Hier findest Du eine Schnittzeichnung, da kannst Du die Innereien erkennen. Ähnliche Produkte in zig Qualitätsstufen findest Du in jedem Baumarkt, von
Brennenstuhl,
Kopp und wie sie alle heißen.
Die Folge der Netzfilterei, wenn sie ordentlich betrieben wird: keine Störgeräusche in Audioanlagen mehr bei Schalthandlungen in der Nachbarschaft, keine Störspannungs-bedingten Computerabstürze usw.
Wenn man das ganze noch konsequenter angehen will, kann man sich auch seine Netzversorgung komplett selbst aufbauen: quarzgenau, hochstabil und von außen nahezu vollständig entkoppelt. Dazu richtet man die Netzspannung gleich, lädt damit Kondensatoren (oder Akkus) auf, die als Zwischenspeicher elektrischer Energie fungieren. Aus dieser gepufferten (und damit von kurzzeitigen Störspitzen unbeeindruckten) Gleichspannung ernährt sich dann ein Wechselrichter, der wieder 50 Hz und 230 Volt daraus macht. Ist die Pufferkapazität hoch genug und die zu versorgende Last nicht allzu groß, können eingangsseitige Ausfälle bis hin zu mehreren Minuten oder gar Stunden überbrückt werden. So etwas benutzt man dann in Serverräumen (auch im Rundfunk) oder z.B. im Krankenhaus.

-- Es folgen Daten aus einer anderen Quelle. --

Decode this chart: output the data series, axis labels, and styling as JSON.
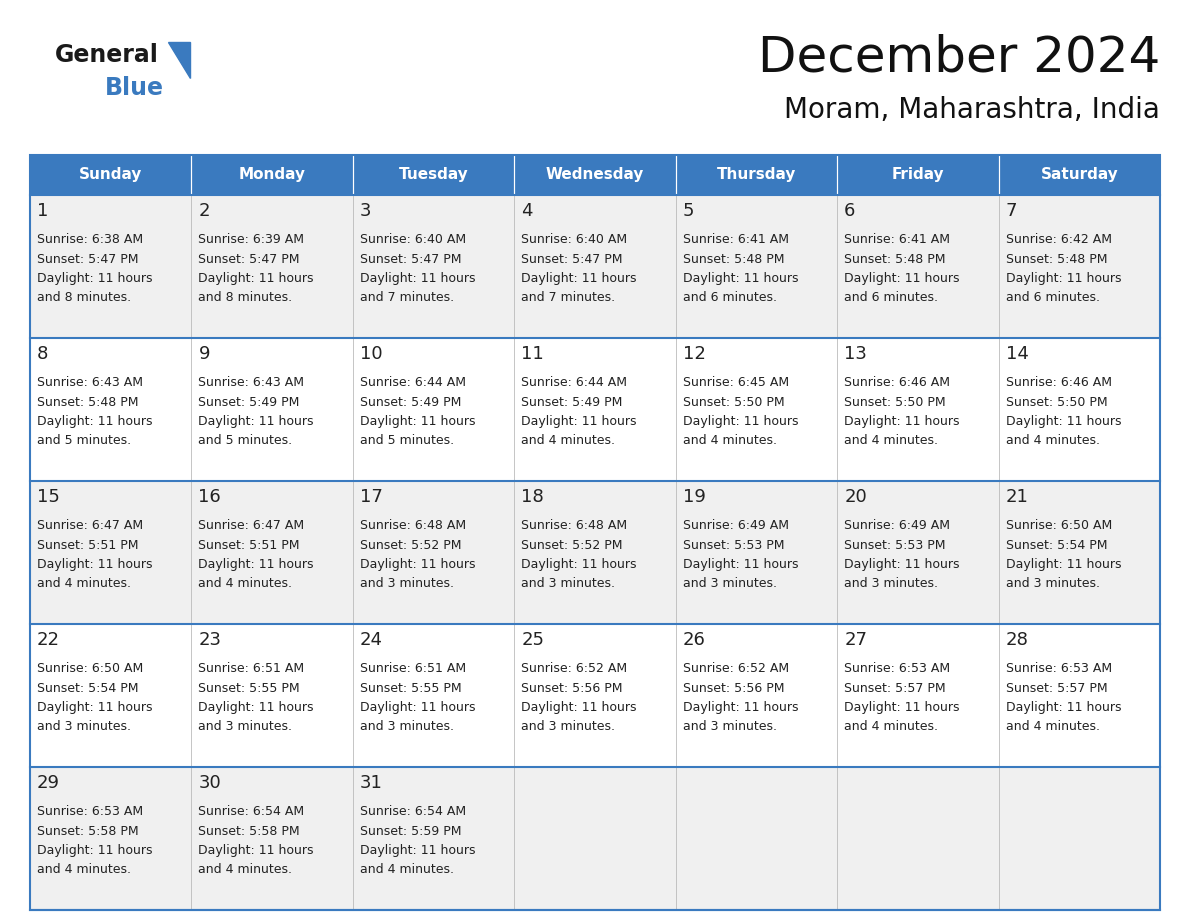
{
  "title": "December 2024",
  "subtitle": "Moram, Maharashtra, India",
  "header_color": "#3a7abf",
  "header_text_color": "#ffffff",
  "row_bg_even": "#f0f0f0",
  "row_bg_odd": "#ffffff",
  "border_color": "#3a7abf",
  "grid_color": "#bbbbbb",
  "day_headers": [
    "Sunday",
    "Monday",
    "Tuesday",
    "Wednesday",
    "Thursday",
    "Friday",
    "Saturday"
  ],
  "days": [
    {
      "day": 1,
      "col": 0,
      "row": 0,
      "sunrise": "6:38 AM",
      "sunset": "5:47 PM",
      "daylight": "11 hours",
      "daylight2": "and 8 minutes."
    },
    {
      "day": 2,
      "col": 1,
      "row": 0,
      "sunrise": "6:39 AM",
      "sunset": "5:47 PM",
      "daylight": "11 hours",
      "daylight2": "and 8 minutes."
    },
    {
      "day": 3,
      "col": 2,
      "row": 0,
      "sunrise": "6:40 AM",
      "sunset": "5:47 PM",
      "daylight": "11 hours",
      "daylight2": "and 7 minutes."
    },
    {
      "day": 4,
      "col": 3,
      "row": 0,
      "sunrise": "6:40 AM",
      "sunset": "5:47 PM",
      "daylight": "11 hours",
      "daylight2": "and 7 minutes."
    },
    {
      "day": 5,
      "col": 4,
      "row": 0,
      "sunrise": "6:41 AM",
      "sunset": "5:48 PM",
      "daylight": "11 hours",
      "daylight2": "and 6 minutes."
    },
    {
      "day": 6,
      "col": 5,
      "row": 0,
      "sunrise": "6:41 AM",
      "sunset": "5:48 PM",
      "daylight": "11 hours",
      "daylight2": "and 6 minutes."
    },
    {
      "day": 7,
      "col": 6,
      "row": 0,
      "sunrise": "6:42 AM",
      "sunset": "5:48 PM",
      "daylight": "11 hours",
      "daylight2": "and 6 minutes."
    },
    {
      "day": 8,
      "col": 0,
      "row": 1,
      "sunrise": "6:43 AM",
      "sunset": "5:48 PM",
      "daylight": "11 hours",
      "daylight2": "and 5 minutes."
    },
    {
      "day": 9,
      "col": 1,
      "row": 1,
      "sunrise": "6:43 AM",
      "sunset": "5:49 PM",
      "daylight": "11 hours",
      "daylight2": "and 5 minutes."
    },
    {
      "day": 10,
      "col": 2,
      "row": 1,
      "sunrise": "6:44 AM",
      "sunset": "5:49 PM",
      "daylight": "11 hours",
      "daylight2": "and 5 minutes."
    },
    {
      "day": 11,
      "col": 3,
      "row": 1,
      "sunrise": "6:44 AM",
      "sunset": "5:49 PM",
      "daylight": "11 hours",
      "daylight2": "and 4 minutes."
    },
    {
      "day": 12,
      "col": 4,
      "row": 1,
      "sunrise": "6:45 AM",
      "sunset": "5:50 PM",
      "daylight": "11 hours",
      "daylight2": "and 4 minutes."
    },
    {
      "day": 13,
      "col": 5,
      "row": 1,
      "sunrise": "6:46 AM",
      "sunset": "5:50 PM",
      "daylight": "11 hours",
      "daylight2": "and 4 minutes."
    },
    {
      "day": 14,
      "col": 6,
      "row": 1,
      "sunrise": "6:46 AM",
      "sunset": "5:50 PM",
      "daylight": "11 hours",
      "daylight2": "and 4 minutes."
    },
    {
      "day": 15,
      "col": 0,
      "row": 2,
      "sunrise": "6:47 AM",
      "sunset": "5:51 PM",
      "daylight": "11 hours",
      "daylight2": "and 4 minutes."
    },
    {
      "day": 16,
      "col": 1,
      "row": 2,
      "sunrise": "6:47 AM",
      "sunset": "5:51 PM",
      "daylight": "11 hours",
      "daylight2": "and 4 minutes."
    },
    {
      "day": 17,
      "col": 2,
      "row": 2,
      "sunrise": "6:48 AM",
      "sunset": "5:52 PM",
      "daylight": "11 hours",
      "daylight2": "and 3 minutes."
    },
    {
      "day": 18,
      "col": 3,
      "row": 2,
      "sunrise": "6:48 AM",
      "sunset": "5:52 PM",
      "daylight": "11 hours",
      "daylight2": "and 3 minutes."
    },
    {
      "day": 19,
      "col": 4,
      "row": 2,
      "sunrise": "6:49 AM",
      "sunset": "5:53 PM",
      "daylight": "11 hours",
      "daylight2": "and 3 minutes."
    },
    {
      "day": 20,
      "col": 5,
      "row": 2,
      "sunrise": "6:49 AM",
      "sunset": "5:53 PM",
      "daylight": "11 hours",
      "daylight2": "and 3 minutes."
    },
    {
      "day": 21,
      "col": 6,
      "row": 2,
      "sunrise": "6:50 AM",
      "sunset": "5:54 PM",
      "daylight": "11 hours",
      "daylight2": "and 3 minutes."
    },
    {
      "day": 22,
      "col": 0,
      "row": 3,
      "sunrise": "6:50 AM",
      "sunset": "5:54 PM",
      "daylight": "11 hours",
      "daylight2": "and 3 minutes."
    },
    {
      "day": 23,
      "col": 1,
      "row": 3,
      "sunrise": "6:51 AM",
      "sunset": "5:55 PM",
      "daylight": "11 hours",
      "daylight2": "and 3 minutes."
    },
    {
      "day": 24,
      "col": 2,
      "row": 3,
      "sunrise": "6:51 AM",
      "sunset": "5:55 PM",
      "daylight": "11 hours",
      "daylight2": "and 3 minutes."
    },
    {
      "day": 25,
      "col": 3,
      "row": 3,
      "sunrise": "6:52 AM",
      "sunset": "5:56 PM",
      "daylight": "11 hours",
      "daylight2": "and 3 minutes."
    },
    {
      "day": 26,
      "col": 4,
      "row": 3,
      "sunrise": "6:52 AM",
      "sunset": "5:56 PM",
      "daylight": "11 hours",
      "daylight2": "and 3 minutes."
    },
    {
      "day": 27,
      "col": 5,
      "row": 3,
      "sunrise": "6:53 AM",
      "sunset": "5:57 PM",
      "daylight": "11 hours",
      "daylight2": "and 4 minutes."
    },
    {
      "day": 28,
      "col": 6,
      "row": 3,
      "sunrise": "6:53 AM",
      "sunset": "5:57 PM",
      "daylight": "11 hours",
      "daylight2": "and 4 minutes."
    },
    {
      "day": 29,
      "col": 0,
      "row": 4,
      "sunrise": "6:53 AM",
      "sunset": "5:58 PM",
      "daylight": "11 hours",
      "daylight2": "and 4 minutes."
    },
    {
      "day": 30,
      "col": 1,
      "row": 4,
      "sunrise": "6:54 AM",
      "sunset": "5:58 PM",
      "daylight": "11 hours",
      "daylight2": "and 4 minutes."
    },
    {
      "day": 31,
      "col": 2,
      "row": 4,
      "sunrise": "6:54 AM",
      "sunset": "5:59 PM",
      "daylight": "11 hours",
      "daylight2": "and 4 minutes."
    }
  ],
  "logo_general_color": "#1a1a1a",
  "logo_blue_color": "#3a7abf",
  "num_rows": 5,
  "num_cols": 7,
  "title_fontsize": 36,
  "subtitle_fontsize": 20,
  "header_fontsize": 11,
  "day_num_fontsize": 13,
  "cell_text_fontsize": 9
}
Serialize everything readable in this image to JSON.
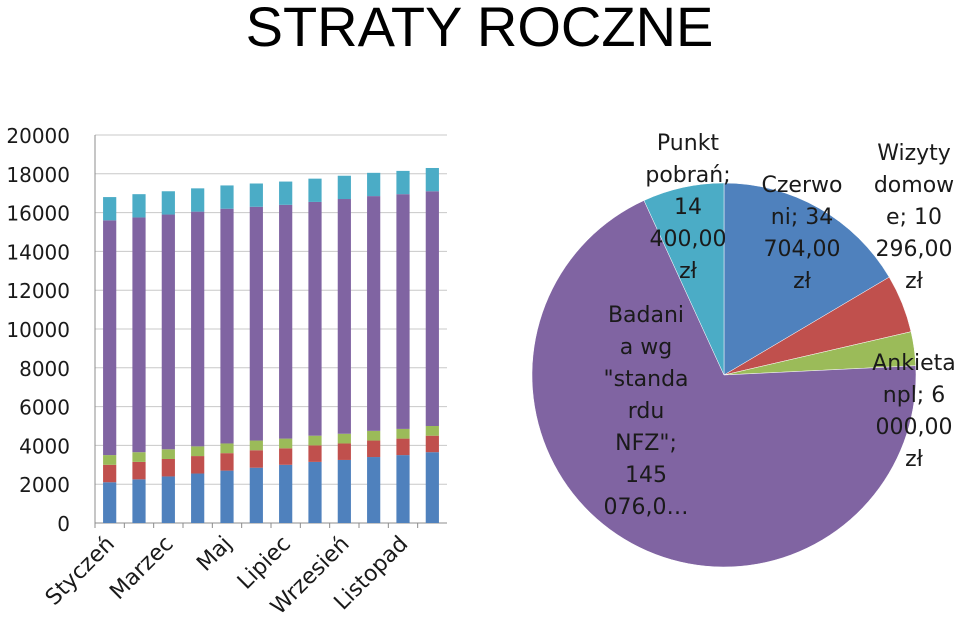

Was den Einsatz zu Hause betrifft: gegen eine Überspannungs-Schutz-Steckdosenleiste kenne ich kein Gegenargument, schon gar nicht dann, wenn der Hersteller eine (meist mit vielen Ausschlußklauseln verzierte) Versicherung gegen Überspannungsschäden anbietet. Die gibt es wirklich - bis zu mehreren 10.000 Euro. Ob sie je an jemanden ausgezahlt wurde, weiß ich nicht. Große USVs (unterbrechungsfreie Stromversorgungen) kosten dann schon mal mehr als das ganze Internet-Radiostudio - da muß dann jeder selbst entscheiden, was es ihm wert ist. Was den Einsatz im Studio oder auf der Bühne betrifft (an letzterem Ort kann ich mir bildhaft Störungen durch die Lightshow vorstellen), mag vielleicht ein Studioprofi beantworten.
Und: ja, ich bin so ein komischer Vogel, der bei einem Gewitter oder längerer Abwesenheit von zu Hause alle Stecker rauszieht und das Sat-Kabel vom Receiver abschraubt.